Мы входим в ворота. Двор, на котором мы, бывало, в десять утра ели наши бутерброды, классные комнаты с досками и партами – все это точно такое же, как и прежде, но для нас словно из какого-то другого мира. Мы узнаем лишь запах этих полутемных помещений: такой же, как в казарме, только чуть слабее.
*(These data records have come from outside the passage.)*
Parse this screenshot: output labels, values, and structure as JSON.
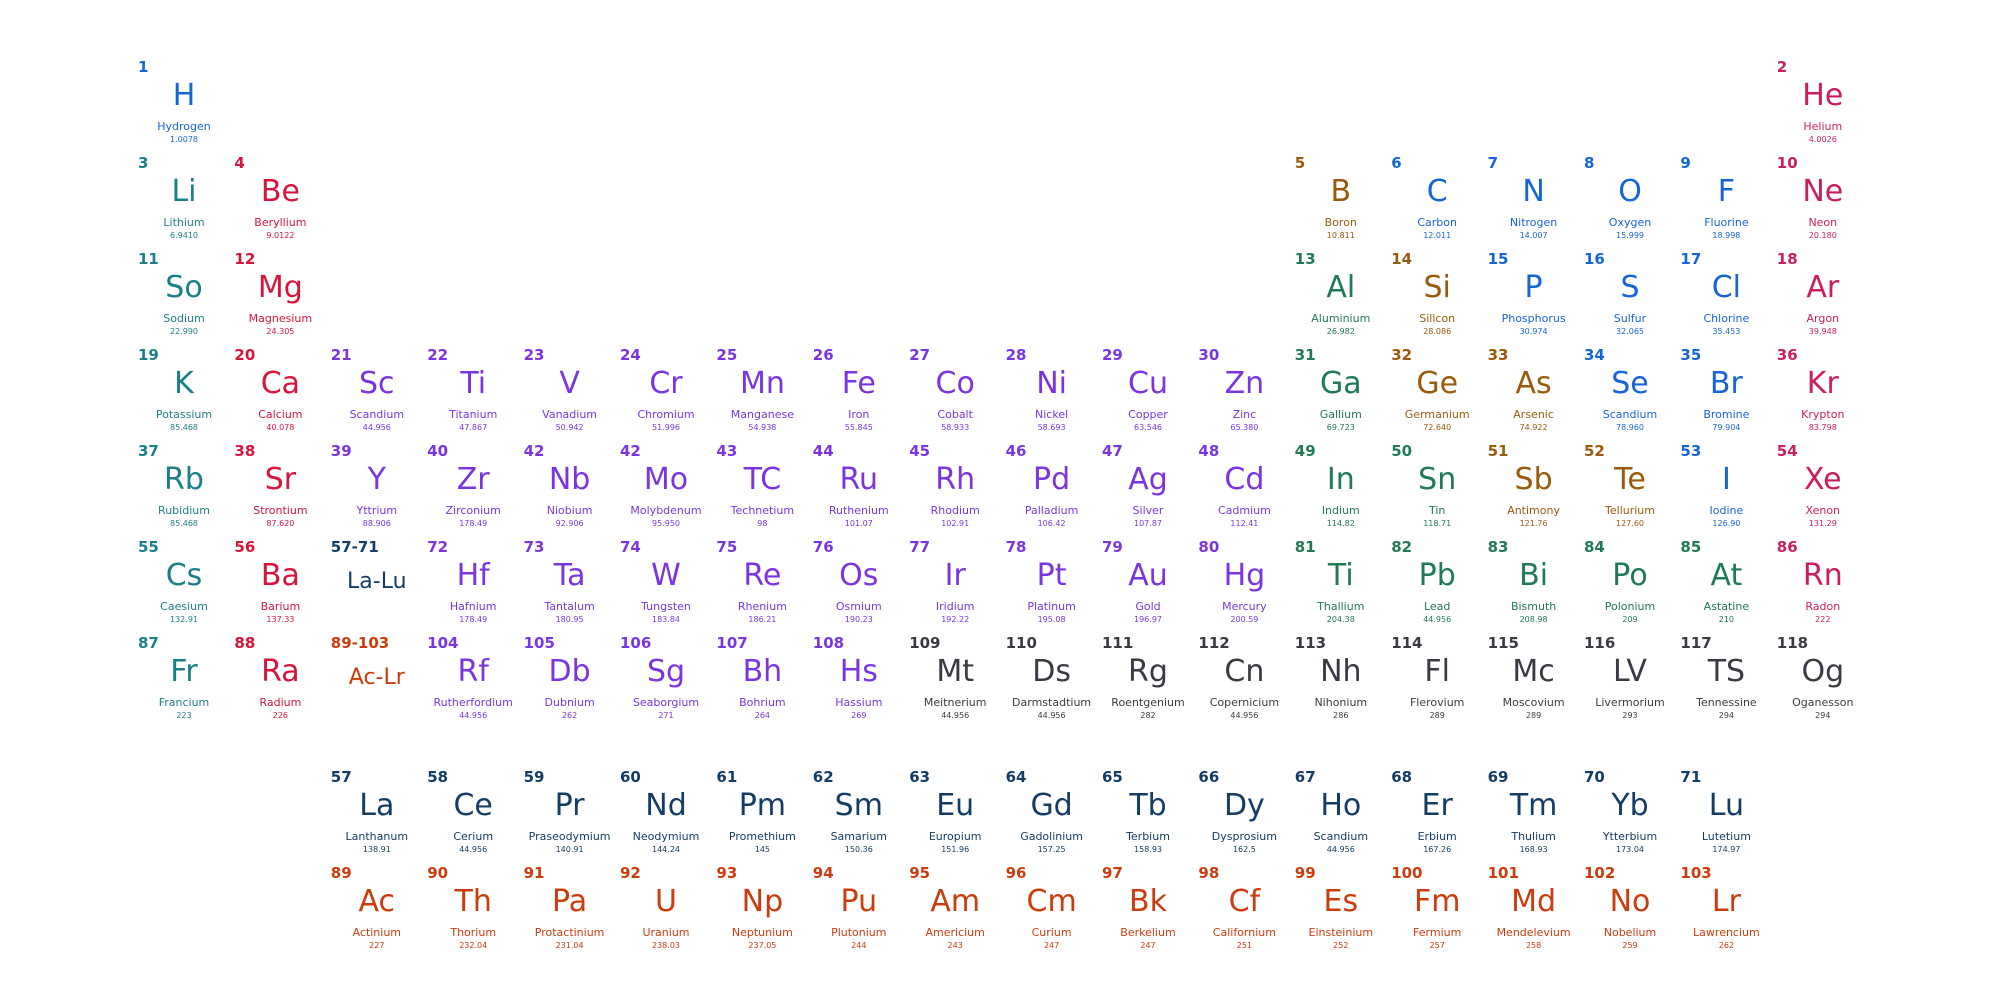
{
  "colors": {
    "alkali": "#1b7f8a",
    "alkaline": "#d6153c",
    "transition": "#7b35e0",
    "post_transition": "#1f7a55",
    "metalloid": "#9a5a0c",
    "nonmetal": "#1565d8",
    "noble": "#cc1e5d",
    "unknown": "#3a3a44",
    "lanthanide": "#143d66",
    "actinide": "#cc3b0c",
    "placeholder_lanth": "#143d66",
    "placeholder_act": "#cc3b0c"
  },
  "elements": [
    {
      "n": "1",
      "s": "H",
      "name": "Hydrogen",
      "m": "1.0078",
      "r": 0,
      "c": 0,
      "cat": "nonmetal"
    },
    {
      "n": "2",
      "s": "He",
      "name": "Helium",
      "m": "4.0026",
      "r": 0,
      "c": 17,
      "cat": "noble"
    },
    {
      "n": "3",
      "s": "Li",
      "name": "Lithium",
      "m": "6.9410",
      "r": 1,
      "c": 0,
      "cat": "alkali"
    },
    {
      "n": "4",
      "s": "Be",
      "name": "Beryllium",
      "m": "9.0122",
      "r": 1,
      "c": 1,
      "cat": "alkaline"
    },
    {
      "n": "5",
      "s": "B",
      "name": "Boron",
      "m": "10.811",
      "r": 1,
      "c": 12,
      "cat": "metalloid"
    },
    {
      "n": "6",
      "s": "C",
      "name": "Carbon",
      "m": "12.011",
      "r": 1,
      "c": 13,
      "cat": "nonmetal"
    },
    {
      "n": "7",
      "s": "N",
      "name": "Nitrogen",
      "m": "14.007",
      "r": 1,
      "c": 14,
      "cat": "nonmetal"
    },
    {
      "n": "8",
      "s": "O",
      "name": "Oxygen",
      "m": "15.999",
      "r": 1,
      "c": 15,
      "cat": "nonmetal"
    },
    {
      "n": "9",
      "s": "F",
      "name": "Fluorine",
      "m": "18.998",
      "r": 1,
      "c": 16,
      "cat": "nonmetal"
    },
    {
      "n": "10",
      "s": "Ne",
      "name": "Neon",
      "m": "20.180",
      "r": 1,
      "c": 17,
      "cat": "noble"
    },
    {
      "n": "11",
      "s": "So",
      "name": "Sodium",
      "m": "22.990",
      "r": 2,
      "c": 0,
      "cat": "alkali"
    },
    {
      "n": "12",
      "s": "Mg",
      "name": "Magnesium",
      "m": "24.305",
      "r": 2,
      "c": 1,
      "cat": "alkaline"
    },
    {
      "n": "13",
      "s": "Al",
      "name": "Aluminium",
      "m": "26.982",
      "r": 2,
      "c": 12,
      "cat": "post_transition"
    },
    {
      "n": "14",
      "s": "Si",
      "name": "Silicon",
      "m": "28.086",
      "r": 2,
      "c": 13,
      "cat": "metalloid"
    },
    {
      "n": "15",
      "s": "P",
      "name": "Phosphorus",
      "m": "30.974",
      "r": 2,
      "c": 14,
      "cat": "nonmetal"
    },
    {
      "n": "16",
      "s": "S",
      "name": "Sulfur",
      "m": "32.065",
      "r": 2,
      "c": 15,
      "cat": "nonmetal"
    },
    {
      "n": "17",
      "s": "Cl",
      "name": "Chlorine",
      "m": "35.453",
      "r": 2,
      "c": 16,
      "cat": "nonmetal"
    },
    {
      "n": "18",
      "s": "Ar",
      "name": "Argon",
      "m": "39.948",
      "r": 2,
      "c": 17,
      "cat": "noble"
    },
    {
      "n": "19",
      "s": "K",
      "name": "Potassium",
      "m": "85.468",
      "r": 3,
      "c": 0,
      "cat": "alkali"
    },
    {
      "n": "20",
      "s": "Ca",
      "name": "Calcium",
      "m": "40.078",
      "r": 3,
      "c": 1,
      "cat": "alkaline"
    },
    {
      "n": "21",
      "s": "Sc",
      "name": "Scandium",
      "m": "44.956",
      "r": 3,
      "c": 2,
      "cat": "transition"
    },
    {
      "n": "22",
      "s": "Ti",
      "name": "Titanium",
      "m": "47.867",
      "r": 3,
      "c": 3,
      "cat": "transition"
    },
    {
      "n": "23",
      "s": "V",
      "name": "Vanadium",
      "m": "50.942",
      "r": 3,
      "c": 4,
      "cat": "transition"
    },
    {
      "n": "24",
      "s": "Cr",
      "name": "Chromium",
      "m": "51.996",
      "r": 3,
      "c": 5,
      "cat": "transition"
    },
    {
      "n": "25",
      "s": "Mn",
      "name": "Manganese",
      "m": "54.938",
      "r": 3,
      "c": 6,
      "cat": "transition"
    },
    {
      "n": "26",
      "s": "Fe",
      "name": "Iron",
      "m": "55.845",
      "r": 3,
      "c": 7,
      "cat": "transition"
    },
    {
      "n": "27",
      "s": "Co",
      "name": "Cobalt",
      "m": "58.933",
      "r": 3,
      "c": 8,
      "cat": "transition"
    },
    {
      "n": "28",
      "s": "Ni",
      "name": "Nickel",
      "m": "58.693",
      "r": 3,
      "c": 9,
      "cat": "transition"
    },
    {
      "n": "29",
      "s": "Cu",
      "name": "Copper",
      "m": "63.546",
      "r": 3,
      "c": 10,
      "cat": "transition"
    },
    {
      "n": "30",
      "s": "Zn",
      "name": "Zinc",
      "m": "65.380",
      "r": 3,
      "c": 11,
      "cat": "transition"
    },
    {
      "n": "31",
      "s": "Ga",
      "name": "Gallium",
      "m": "69.723",
      "r": 3,
      "c": 12,
      "cat": "post_transition"
    },
    {
      "n": "32",
      "s": "Ge",
      "name": "Germanium",
      "m": "72.640",
      "r": 3,
      "c": 13,
      "cat": "metalloid"
    },
    {
      "n": "33",
      "s": "As",
      "name": "Arsenic",
      "m": "74.922",
      "r": 3,
      "c": 14,
      "cat": "metalloid"
    },
    {
      "n": "34",
      "s": "Se",
      "name": "Scandium",
      "m": "78.960",
      "r": 3,
      "c": 15,
      "cat": "nonmetal"
    },
    {
      "n": "35",
      "s": "Br",
      "name": "Bromine",
      "m": "79.904",
      "r": 3,
      "c": 16,
      "cat": "nonmetal"
    },
    {
      "n": "36",
      "s": "Kr",
      "name": "Krypton",
      "m": "83.798",
      "r": 3,
      "c": 17,
      "cat": "noble"
    },
    {
      "n": "37",
      "s": "Rb",
      "name": "Rubidium",
      "m": "85.468",
      "r": 4,
      "c": 0,
      "cat": "alkali"
    },
    {
      "n": "38",
      "s": "Sr",
      "name": "Strontium",
      "m": "87.620",
      "r": 4,
      "c": 1,
      "cat": "alkaline"
    },
    {
      "n": "39",
      "s": "Y",
      "name": "Yttrium",
      "m": "88.906",
      "r": 4,
      "c": 2,
      "cat": "transition"
    },
    {
      "n": "40",
      "s": "Zr",
      "name": "Zirconium",
      "m": "178.49",
      "r": 4,
      "c": 3,
      "cat": "transition"
    },
    {
      "n": "42",
      "s": "Nb",
      "name": "Niobium",
      "m": "92.906",
      "r": 4,
      "c": 4,
      "cat": "transition"
    },
    {
      "n": "42",
      "s": "Mo",
      "name": "Molybdenum",
      "m": "95.950",
      "r": 4,
      "c": 5,
      "cat": "transition"
    },
    {
      "n": "43",
      "s": "TC",
      "name": "Technetium",
      "m": "98",
      "r": 4,
      "c": 6,
      "cat": "transition"
    },
    {
      "n": "44",
      "s": "Ru",
      "name": "Ruthenium",
      "m": "101.07",
      "r": 4,
      "c": 7,
      "cat": "transition"
    },
    {
      "n": "45",
      "s": "Rh",
      "name": "Rhodium",
      "m": "102.91",
      "r": 4,
      "c": 8,
      "cat": "transition"
    },
    {
      "n": "46",
      "s": "Pd",
      "name": "Palladium",
      "m": "106.42",
      "r": 4,
      "c": 9,
      "cat": "transition"
    },
    {
      "n": "47",
      "s": "Ag",
      "name": "Silver",
      "m": "107.87",
      "r": 4,
      "c": 10,
      "cat": "transition"
    },
    {
      "n": "48",
      "s": "Cd",
      "name": "Cadmium",
      "m": "112.41",
      "r": 4,
      "c": 11,
      "cat": "transition"
    },
    {
      "n": "49",
      "s": "In",
      "name": "Indium",
      "m": "114.82",
      "r": 4,
      "c": 12,
      "cat": "post_transition"
    },
    {
      "n": "50",
      "s": "Sn",
      "name": "Tin",
      "m": "118.71",
      "r": 4,
      "c": 13,
      "cat": "post_transition"
    },
    {
      "n": "51",
      "s": "Sb",
      "name": "Antimony",
      "m": "121.76",
      "r": 4,
      "c": 14,
      "cat": "metalloid"
    },
    {
      "n": "52",
      "s": "Te",
      "name": "Tellurium",
      "m": "127.60",
      "r": 4,
      "c": 15,
      "cat": "metalloid"
    },
    {
      "n": "53",
      "s": "I",
      "name": "Iodine",
      "m": "126.90",
      "r": 4,
      "c": 16,
      "cat": "nonmetal"
    },
    {
      "n": "54",
      "s": "Xe",
      "name": "Xenon",
      "m": "131.29",
      "r": 4,
      "c": 17,
      "cat": "noble"
    },
    {
      "n": "55",
      "s": "Cs",
      "name": "Caesium",
      "m": "132.91",
      "r": 5,
      "c": 0,
      "cat": "alkali"
    },
    {
      "n": "56",
      "s": "Ba",
      "name": "Barium",
      "m": "137.33",
      "r": 5,
      "c": 1,
      "cat": "alkaline"
    },
    {
      "n": "57-71",
      "s": "La-Lu",
      "name": "",
      "m": "",
      "r": 5,
      "c": 2,
      "cat": "placeholder_lanth",
      "small": true
    },
    {
      "n": "72",
      "s": "Hf",
      "name": "Hafnium",
      "m": "178.49",
      "r": 5,
      "c": 3,
      "cat": "transition"
    },
    {
      "n": "73",
      "s": "Ta",
      "name": "Tantalum",
      "m": "180.95",
      "r": 5,
      "c": 4,
      "cat": "transition"
    },
    {
      "n": "74",
      "s": "W",
      "name": "Tungsten",
      "m": "183.84",
      "r": 5,
      "c": 5,
      "cat": "transition"
    },
    {
      "n": "75",
      "s": "Re",
      "name": "Rhenium",
      "m": "186.21",
      "r": 5,
      "c": 6,
      "cat": "transition"
    },
    {
      "n": "76",
      "s": "Os",
      "name": "Osmium",
      "m": "190.23",
      "r": 5,
      "c": 7,
      "cat": "transition"
    },
    {
      "n": "77",
      "s": "Ir",
      "name": "Iridium",
      "m": "192.22",
      "r": 5,
      "c": 8,
      "cat": "transition"
    },
    {
      "n": "78",
      "s": "Pt",
      "name": "Platinum",
      "m": "195.08",
      "r": 5,
      "c": 9,
      "cat": "transition"
    },
    {
      "n": "79",
      "s": "Au",
      "name": "Gold",
      "m": "196.97",
      "r": 5,
      "c": 10,
      "cat": "transition"
    },
    {
      "n": "80",
      "s": "Hg",
      "name": "Mercury",
      "m": "200.59",
      "r": 5,
      "c": 11,
      "cat": "transition"
    },
    {
      "n": "81",
      "s": "Ti",
      "name": "Thallium",
      "m": "204.38",
      "r": 5,
      "c": 12,
      "cat": "post_transition"
    },
    {
      "n": "82",
      "s": "Pb",
      "name": "Lead",
      "m": "44.956",
      "r": 5,
      "c": 13,
      "cat": "post_transition"
    },
    {
      "n": "83",
      "s": "Bi",
      "name": "Bismuth",
      "m": "208.98",
      "r": 5,
      "c": 14,
      "cat": "post_transition"
    },
    {
      "n": "84",
      "s": "Po",
      "name": "Polonium",
      "m": "209",
      "r": 5,
      "c": 15,
      "cat": "post_transition"
    },
    {
      "n": "85",
      "s": "At",
      "name": "Astatine",
      "m": "210",
      "r": 5,
      "c": 16,
      "cat": "post_transition"
    },
    {
      "n": "86",
      "s": "Rn",
      "name": "Radon",
      "m": "222",
      "r": 5,
      "c": 17,
      "cat": "noble"
    },
    {
      "n": "87",
      "s": "Fr",
      "name": "Francium",
      "m": "223",
      "r": 6,
      "c": 0,
      "cat": "alkali"
    },
    {
      "n": "88",
      "s": "Ra",
      "name": "Radium",
      "m": "226",
      "r": 6,
      "c": 1,
      "cat": "alkaline"
    },
    {
      "n": "89-103",
      "s": "Ac-Lr",
      "name": "",
      "m": "",
      "r": 6,
      "c": 2,
      "cat": "placeholder_act",
      "small": true
    },
    {
      "n": "104",
      "s": "Rf",
      "name": "Rutherfordium",
      "m": "44.956",
      "r": 6,
      "c": 3,
      "cat": "transition"
    },
    {
      "n": "105",
      "s": "Db",
      "name": "Dubnium",
      "m": "262",
      "r": 6,
      "c": 4,
      "cat": "transition"
    },
    {
      "n": "106",
      "s": "Sg",
      "name": "Seaborgium",
      "m": "271",
      "r": 6,
      "c": 5,
      "cat": "transition"
    },
    {
      "n": "107",
      "s": "Bh",
      "name": "Bohrium",
      "m": "264",
      "r": 6,
      "c": 6,
      "cat": "transition"
    },
    {
      "n": "108",
      "s": "Hs",
      "name": "Hassium",
      "m": "269",
      "r": 6,
      "c": 7,
      "cat": "transition"
    },
    {
      "n": "109",
      "s": "Mt",
      "name": "Meitnerium",
      "m": "44.956",
      "r": 6,
      "c": 8,
      "cat": "unknown"
    },
    {
      "n": "110",
      "s": "Ds",
      "name": "Darmstadtium",
      "m": "44.956",
      "r": 6,
      "c": 9,
      "cat": "unknown"
    },
    {
      "n": "111",
      "s": "Rg",
      "name": "Roentgenium",
      "m": "282",
      "r": 6,
      "c": 10,
      "cat": "unknown"
    },
    {
      "n": "112",
      "s": "Cn",
      "name": "Copernicium",
      "m": "44.956",
      "r": 6,
      "c": 11,
      "cat": "unknown"
    },
    {
      "n": "113",
      "s": "Nh",
      "name": "Nihonium",
      "m": "286",
      "r": 6,
      "c": 12,
      "cat": "unknown"
    },
    {
      "n": "114",
      "s": "Fl",
      "name": "Flerovium",
      "m": "289",
      "r": 6,
      "c": 13,
      "cat": "unknown"
    },
    {
      "n": "115",
      "s": "Mc",
      "name": "Moscovium",
      "m": "289",
      "r": 6,
      "c": 14,
      "cat": "unknown"
    },
    {
      "n": "116",
      "s": "LV",
      "name": "Livermorium",
      "m": "293",
      "r": 6,
      "c": 15,
      "cat": "unknown"
    },
    {
      "n": "117",
      "s": "TS",
      "name": "Tennessine",
      "m": "294",
      "r": 6,
      "c": 16,
      "cat": "unknown"
    },
    {
      "n": "118",
      "s": "Og",
      "name": "Oganesson",
      "m": "294",
      "r": 6,
      "c": 17,
      "cat": "unknown"
    },
    {
      "n": "57",
      "s": "La",
      "name": "Lanthanum",
      "m": "138.91",
      "r": 7,
      "c": 2,
      "cat": "lanthanide"
    },
    {
      "n": "58",
      "s": "Ce",
      "name": "Cerium",
      "m": "44.956",
      "r": 7,
      "c": 3,
      "cat": "lanthanide"
    },
    {
      "n": "59",
      "s": "Pr",
      "name": "Praseodymium",
      "m": "140.91",
      "r": 7,
      "c": 4,
      "cat": "lanthanide"
    },
    {
      "n": "60",
      "s": "Nd",
      "name": "Neodymium",
      "m": "144.24",
      "r": 7,
      "c": 5,
      "cat": "lanthanide"
    },
    {
      "n": "61",
      "s": "Pm",
      "name": "Promethium",
      "m": "145",
      "r": 7,
      "c": 6,
      "cat": "lanthanide"
    },
    {
      "n": "62",
      "s": "Sm",
      "name": "Samarium",
      "m": "150.36",
      "r": 7,
      "c": 7,
      "cat": "lanthanide"
    },
    {
      "n": "63",
      "s": "Eu",
      "name": "Europium",
      "m": "151.96",
      "r": 7,
      "c": 8,
      "cat": "lanthanide"
    },
    {
      "n": "64",
      "s": "Gd",
      "name": "Gadolinium",
      "m": "157.25",
      "r": 7,
      "c": 9,
      "cat": "lanthanide"
    },
    {
      "n": "65",
      "s": "Tb",
      "name": "Terbium",
      "m": "158.93",
      "r": 7,
      "c": 10,
      "cat": "lanthanide"
    },
    {
      "n": "66",
      "s": "Dy",
      "name": "Dysprosium",
      "m": "162.5",
      "r": 7,
      "c": 11,
      "cat": "lanthanide"
    },
    {
      "n": "67",
      "s": "Ho",
      "name": "Scandium",
      "m": "44.956",
      "r": 7,
      "c": 12,
      "cat": "lanthanide"
    },
    {
      "n": "68",
      "s": "Er",
      "name": "Erbium",
      "m": "167.26",
      "r": 7,
      "c": 13,
      "cat": "lanthanide"
    },
    {
      "n": "69",
      "s": "Tm",
      "name": "Thulium",
      "m": "168.93",
      "r": 7,
      "c": 14,
      "cat": "lanthanide"
    },
    {
      "n": "70",
      "s": "Yb",
      "name": "Ytterbium",
      "m": "173.04",
      "r": 7,
      "c": 15,
      "cat": "lanthanide"
    },
    {
      "n": "71",
      "s": "Lu",
      "name": "Lutetium",
      "m": "174.97",
      "r": 7,
      "c": 16,
      "cat": "lanthanide"
    },
    {
      "n": "89",
      "s": "Ac",
      "name": "Actinium",
      "m": "227",
      "r": 8,
      "c": 2,
      "cat": "actinide"
    },
    {
      "n": "90",
      "s": "Th",
      "name": "Thorium",
      "m": "232.04",
      "r": 8,
      "c": 3,
      "cat": "actinide"
    },
    {
      "n": "91",
      "s": "Pa",
      "name": "Protactinium",
      "m": "231.04",
      "r": 8,
      "c": 4,
      "cat": "actinide"
    },
    {
      "n": "92",
      "s": "U",
      "name": "Uranium",
      "m": "238.03",
      "r": 8,
      "c": 5,
      "cat": "actinide"
    },
    {
      "n": "93",
      "s": "Np",
      "name": "Neptunium",
      "m": "237.05",
      "r": 8,
      "c": 6,
      "cat": "actinide"
    },
    {
      "n": "94",
      "s": "Pu",
      "name": "Plutonium",
      "m": "244",
      "r": 8,
      "c": 7,
      "cat": "actinide"
    },
    {
      "n": "95",
      "s": "Am",
      "name": "Americium",
      "m": "243",
      "r": 8,
      "c": 8,
      "cat": "actinide"
    },
    {
      "n": "96",
      "s": "Cm",
      "name": "Curium",
      "m": "247",
      "r": 8,
      "c": 9,
      "cat": "actinide"
    },
    {
      "n": "97",
      "s": "Bk",
      "name": "Berkelium",
      "m": "247",
      "r": 8,
      "c": 10,
      "cat": "actinide"
    },
    {
      "n": "98",
      "s": "Cf",
      "name": "Californium",
      "m": "251",
      "r": 8,
      "c": 11,
      "cat": "actinide"
    },
    {
      "n": "99",
      "s": "Es",
      "name": "Einsteinium",
      "m": "252",
      "r": 8,
      "c": 12,
      "cat": "actinide"
    },
    {
      "n": "100",
      "s": "Fm",
      "name": "Fermium",
      "m": "257",
      "r": 8,
      "c": 13,
      "cat": "actinide"
    },
    {
      "n": "101",
      "s": "Md",
      "name": "Mendelevium",
      "m": "258",
      "r": 8,
      "c": 14,
      "cat": "actinide"
    },
    {
      "n": "102",
      "s": "No",
      "name": "Nobelium",
      "m": "259",
      "r": 8,
      "c": 15,
      "cat": "actinide"
    },
    {
      "n": "103",
      "s": "Lr",
      "name": "Lawrencium",
      "m": "262",
      "r": 8,
      "c": 16,
      "cat": "actinide"
    }
  ]
}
Сотнями труб поблескивает в актовом зале громада органа. Справа от органа разместилась группа учителей. На директорской кафедре стоят два комнатных цветка с листьями точно из кожи, а впереди ее украшает лавровый венок с лентами. На директоре сюртук. Итак, значит, предполагается торжественная встреча.

Мы сбились в кучку. Никому неохота очутиться в первом ряду. Только Вилли непринужденно выходит вперед. Его рыжая голова в полумраке зала точно красный фонарь ночного кабака.

Я оглядываю группу учителей. Когда-то они значили для нас больше, чем другие люди; не только потому, что были нашими начальниками, нет, мы в глубине души все-таки верили им, хотя и подшучивали над ними. Теперь же это лишь горсточка пожилых людей, на которых мы смотрим со снисходительным презрением.

Вот они стоят и снова собираются нас поучать. На лицах их так прямо и написано, что они готовы принести нам в жертву частицу своей важности. Но чему же они могут научить нас? Мы теперь знаем жизнь лучше, чем они, мы приобрели иные знания – жестокие, кровавые, страшные и неумолимые. Теперь мы их могли бы кой-чему поучить, но кому это нужно!

Обрушься, например, сейчас на этот зал штурмовая атака, они бы, как кролики, зашныряли из стороны в сторону, растерянно и беспомощно; из нас же никто не потерял бы присутствия духа. Спокойно и решительно мы начали бы с наиболее целесообразного: заперли бы их, чтобы не путались под ногами, а сами приступили бы к обороне.

Директор откашливается и начинает речь. Слова вылетают из его уст округлые, гладкие, – он великолепный оратор, этого у него нельзя отнять. Он говорит о героических битвах наших войск, о борьбе, о победах и отваге. Однако, несмотря на высокопарные фразы (а может, благодаря им), я чувствую словно укол шипа. Так гладко и округло все это не происходило. Переглядываюсь с Людвигом, Альбертом, Вальдорфом, Вестерхольтом, Райнерсманом; всем эта речь не по нутру.

Вдохновляясь все больше и больше, директор входит в раж. Он славит героизм не только на поле брани, но и героизм незаметный – в тылу.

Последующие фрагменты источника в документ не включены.